Seperti kebanyakan ular, ular sanca tidak mengejar mangsanya. Sebaliknya, mereka adalah pemburu penyergap. Mereka menggunakan penglihatan dan penciuman untuk menemukan mangsa. Ular sanca juga memiliki keuntungan tambahan: sebagian besar memiliki “lubang” atau lubang khusus yang sensitif terhadap suhu, di sepanjang rahangnya yang dapat merasakan panas hewan di dekatnya. Ini membantu mereka menemukan mangsa berdarah panas bahkan dalam kegelapan atau di antara dedaunan yang lebat.

Baca Juga :   15 Jenis Ikan Cupang Dilihat dari Ekornya

Ular sanca adalah konstriktor. Ia mencengkeram mangsanya dengan giginya, kemudian dengan cepat melingkarkan tubuhnya di sekitar mangsanya dan meremasnya. Ular sanca tidak benar-benar menghancurkan mangsanya dan mematahkan tulangnya. Sebaliknya, ia meremas dengan kuat sehingga hewan mangsa tidak bisa bernapas; setiap kali mangsanya menghembuskan napas, pembatas mengencangkan gulungannya untuk mengambil tempat, menyebabkan mati lemas. Ular sanca juga bisa merasakan detak jantung mangsanya, jadi ketika berhenti, ular itu tahu aman untuk melepaskan lilitannya dan mulai makan.

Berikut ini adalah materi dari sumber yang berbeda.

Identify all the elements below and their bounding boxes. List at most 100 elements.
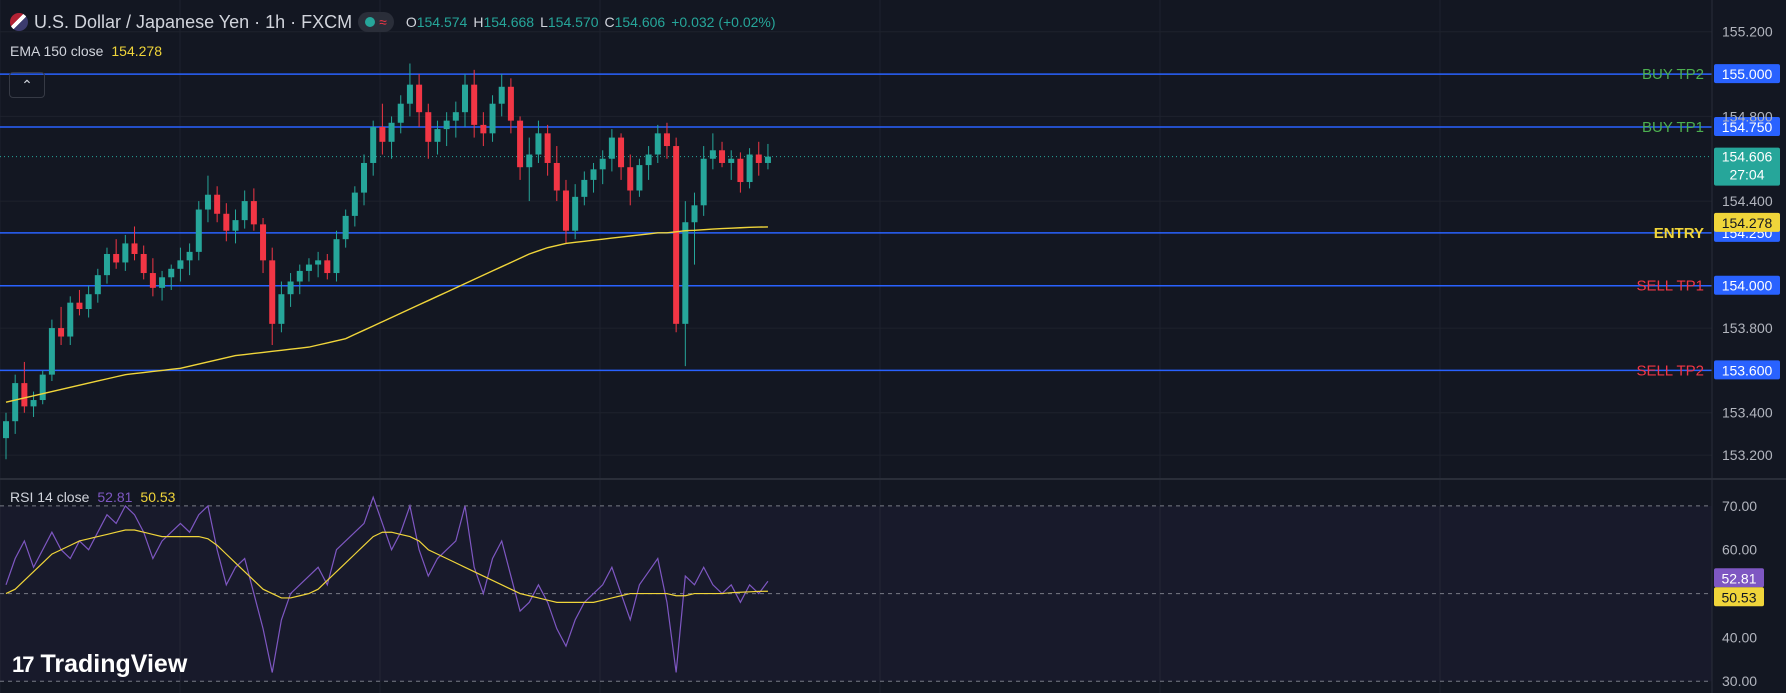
candle-body[interactable] — [471, 84, 478, 125]
collapse-legend-button[interactable]: ⌃ — [9, 72, 45, 98]
candle-body[interactable] — [618, 137, 625, 168]
candle-body[interactable] — [443, 120, 450, 130]
ema-legend[interactable]: EMA 150 close 154.278 — [10, 43, 162, 59]
high-value: 154.668 — [483, 14, 535, 30]
candle-body[interactable] — [562, 190, 569, 231]
candle-body[interactable] — [764, 156, 771, 163]
candle-body[interactable] — [480, 124, 487, 134]
candle-body[interactable] — [223, 213, 230, 231]
candle-body[interactable] — [654, 133, 661, 155]
candle-body[interactable] — [214, 194, 221, 214]
candle-body[interactable] — [287, 281, 294, 295]
candle-body[interactable] — [645, 154, 652, 166]
candle-body[interactable] — [3, 421, 9, 439]
candle-body[interactable] — [103, 253, 110, 276]
candle-body[interactable] — [250, 201, 257, 225]
candle-body[interactable] — [709, 150, 716, 159]
candle-body[interactable] — [682, 222, 689, 324]
candle-body[interactable] — [159, 277, 166, 288]
candle-body[interactable] — [517, 120, 524, 168]
candle-body[interactable] — [361, 162, 368, 193]
low-value: 154.570 — [547, 14, 599, 30]
candle-body[interactable] — [39, 374, 46, 401]
candle-body[interactable] — [296, 270, 303, 282]
candle-body[interactable] — [58, 328, 65, 337]
candle-body[interactable] — [397, 103, 404, 123]
candle-body[interactable] — [746, 154, 753, 183]
level-price-badge — [1714, 275, 1780, 295]
candle-body[interactable] — [131, 243, 138, 254]
candle-body[interactable] — [113, 253, 120, 263]
candle-body[interactable] — [636, 165, 643, 191]
candle-body[interactable] — [489, 103, 496, 134]
candle-body[interactable] — [388, 122, 395, 142]
candle-body[interactable] — [122, 243, 129, 263]
candle-body[interactable] — [379, 126, 386, 142]
candle-body[interactable] — [94, 275, 101, 295]
candle-body[interactable] — [76, 302, 83, 310]
candle-body[interactable] — [204, 194, 211, 210]
candle-body[interactable] — [691, 205, 698, 223]
candle-body[interactable] — [663, 133, 670, 147]
candle-body[interactable] — [342, 215, 349, 240]
candle-body[interactable] — [608, 137, 615, 159]
candle-body[interactable] — [599, 158, 606, 170]
candle-body[interactable] — [535, 133, 542, 155]
candle-body[interactable] — [425, 112, 432, 142]
candle-body[interactable] — [590, 169, 597, 180]
candle-body[interactable] — [728, 158, 735, 163]
candle-body[interactable] — [553, 162, 560, 191]
candle-body[interactable] — [434, 129, 441, 142]
level-price-badge — [1714, 116, 1780, 136]
candle-body[interactable] — [241, 201, 248, 221]
candle-body[interactable] — [755, 154, 762, 163]
candle-body[interactable] — [195, 209, 202, 252]
candle-body[interactable] — [85, 294, 92, 310]
candle-body[interactable] — [260, 224, 267, 261]
candle-body[interactable] — [140, 253, 147, 274]
candle-body[interactable] — [406, 84, 413, 104]
candle-body[interactable] — [30, 400, 37, 407]
candle-body[interactable] — [232, 220, 239, 231]
candle-body[interactable] — [149, 273, 156, 288]
candle-body[interactable] — [498, 86, 505, 104]
candle-body[interactable] — [67, 302, 74, 337]
candle-body[interactable] — [269, 260, 276, 324]
candle-body[interactable] — [315, 260, 322, 265]
candle-body[interactable] — [324, 260, 331, 274]
candle-body[interactable] — [48, 328, 55, 375]
candle-body[interactable] — [544, 133, 551, 163]
candle-body[interactable] — [21, 383, 28, 407]
candle-body[interactable] — [627, 167, 634, 191]
candle-body[interactable] — [168, 268, 175, 278]
candle-body[interactable] — [305, 264, 312, 271]
rsi-band-lines — [0, 505, 1712, 682]
candle-body[interactable] — [737, 158, 744, 183]
current-price-text: 154.606 — [1722, 149, 1773, 165]
candle-body[interactable] — [462, 84, 468, 113]
rsi-legend[interactable]: RSI 14 close 52.81 50.53 — [10, 489, 175, 505]
candle-body[interactable] — [572, 196, 579, 231]
candle-body[interactable] — [452, 112, 459, 121]
candle-body[interactable] — [507, 86, 514, 121]
candle-body[interactable] — [581, 179, 588, 197]
candle-body[interactable] — [177, 260, 184, 269]
candle-body[interactable] — [186, 251, 193, 261]
candle-body[interactable] — [333, 239, 340, 274]
level-label: ENTRY — [1654, 225, 1704, 242]
status-pill[interactable]: ≈ — [358, 12, 394, 32]
tradingview-logo[interactable]: 17 TradingView — [12, 650, 187, 679]
candle-body[interactable] — [526, 154, 533, 168]
candle-body[interactable] — [700, 158, 707, 206]
symbol-title[interactable]: U.S. Dollar / Japanese Yen · 1h · FXCM — [34, 11, 353, 32]
rsi-axis[interactable]: 70.00 60.00 40.00 30.00 — [1722, 498, 1757, 689]
candle-body[interactable] — [370, 126, 377, 163]
candle-body[interactable] — [278, 294, 285, 324]
candle-body[interactable] — [351, 192, 358, 216]
price-axis[interactable]: 155.200 154.800 154.400 153.800 153.400 153.2… — [1722, 24, 1773, 463]
candle-body[interactable] — [673, 146, 680, 324]
candle-body[interactable] — [719, 150, 726, 163]
candle-body[interactable] — [12, 383, 19, 422]
candle-body[interactable] — [416, 84, 423, 113]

Ular itu kemudian memulai proses dengan santai membuka rahangnya dan menelan mangsanya secara utuh, biasanya kepala terlebih dahulu. Sendi tengkorak mampu melenturkan dan melipat bersama dengan kulitnya yang sangat lentur untuk memaksimalkan ruang mulut, memungkinkan makanan yang sangat besar melewati kerongkongannya. Bagaimana ular bernafas saat mulutnya penuh? Ia memiliki tabung khusus di bagian bawah mulutnya yang tetap terbuka ke satu sisi untuk menghirup udara.

Bergantung pada ukuran ular, ular sanca dapat memakan hewan pengerat, burung, kadal, dan mamalia seperti monyet, walabi, babi, atau antelop. Seekor ular sanca batu bahkan ditemukan memiliki seekor macan tutul kecil di perutnya! Setelah makan, ular sanca mencari tempat yang hangat untuk beristirahat sementara makanannya dicerna.

KEHIDUPAN KELUARGA

Ular sanca berkembang biak dengan bertelur. Beberapa spesies meletakkannya di sarang yang dangkal atau bahkan menutupinya dengan daun dan tanah. Tapi yang benar-benar luar biasa adalah kebanyakan induk ular sanca tetap melingkari telur mereka untuk melindungi mereka saat telur berkembang; jika suhu menjadi terlalu dingin, induk dari spesies yang lebih besar menghangatkan telurnya dengan “menggigil”. Ini melibatkan kontraksi ritmis dari otot dan digambarkan seperti ular yang cegukan. Ini dikenal sebagai termogenesis.

Baca Juga :   Fakta Menarik Tentang Kuda

Meskipun ular bersifat ektotermik, induk ular sanca dapat, secara menakjubkan, menaikkan suhu telurnya beberapa derajat dengan melakukan ini. Ini membutuhkan banyak energi, jadi dia mungkin tidak bisa bereproduksi lagi selama dua sampai tiga tahun karena berat badannya naik kembali. Setelah telur menetas, dia pergi, dan bayi-bayinya sendiri.

KONSERVASI ( PELESTARIAN )

Banyak orang di Asia, Australia, dan Afrika hidup lebih dekat dengan ular sanca daripada yang mereka kira, karena ular sering menggunakan halaman belakang, ruang bawah tanah, dan atap sebagai habitatnya. Ular sanca juga dapat hidup di dalam atau di dekat pertanian atau kebun, tempat spesies hewan pengerat melimpah. Beberapa orang menghargai ular sanca pengendalian hama, tetapi yang lain menganggap ular sebagai hama dan membunuhnya saat terlihat. Ular sanca sering ditabrak dengan sengaja saat berjemur di atau menyeberang jalan. Di Asia, ular sanca dibunuh untuk keperluan pengobatan tradisional dan sebagai sumber makanan, dan spesies ular sanca yang lebih besar, terutama ular sanca India, dibunuh karena kulitnya yang berpola indah, yang digunakan untuk pakaian dan pakaian.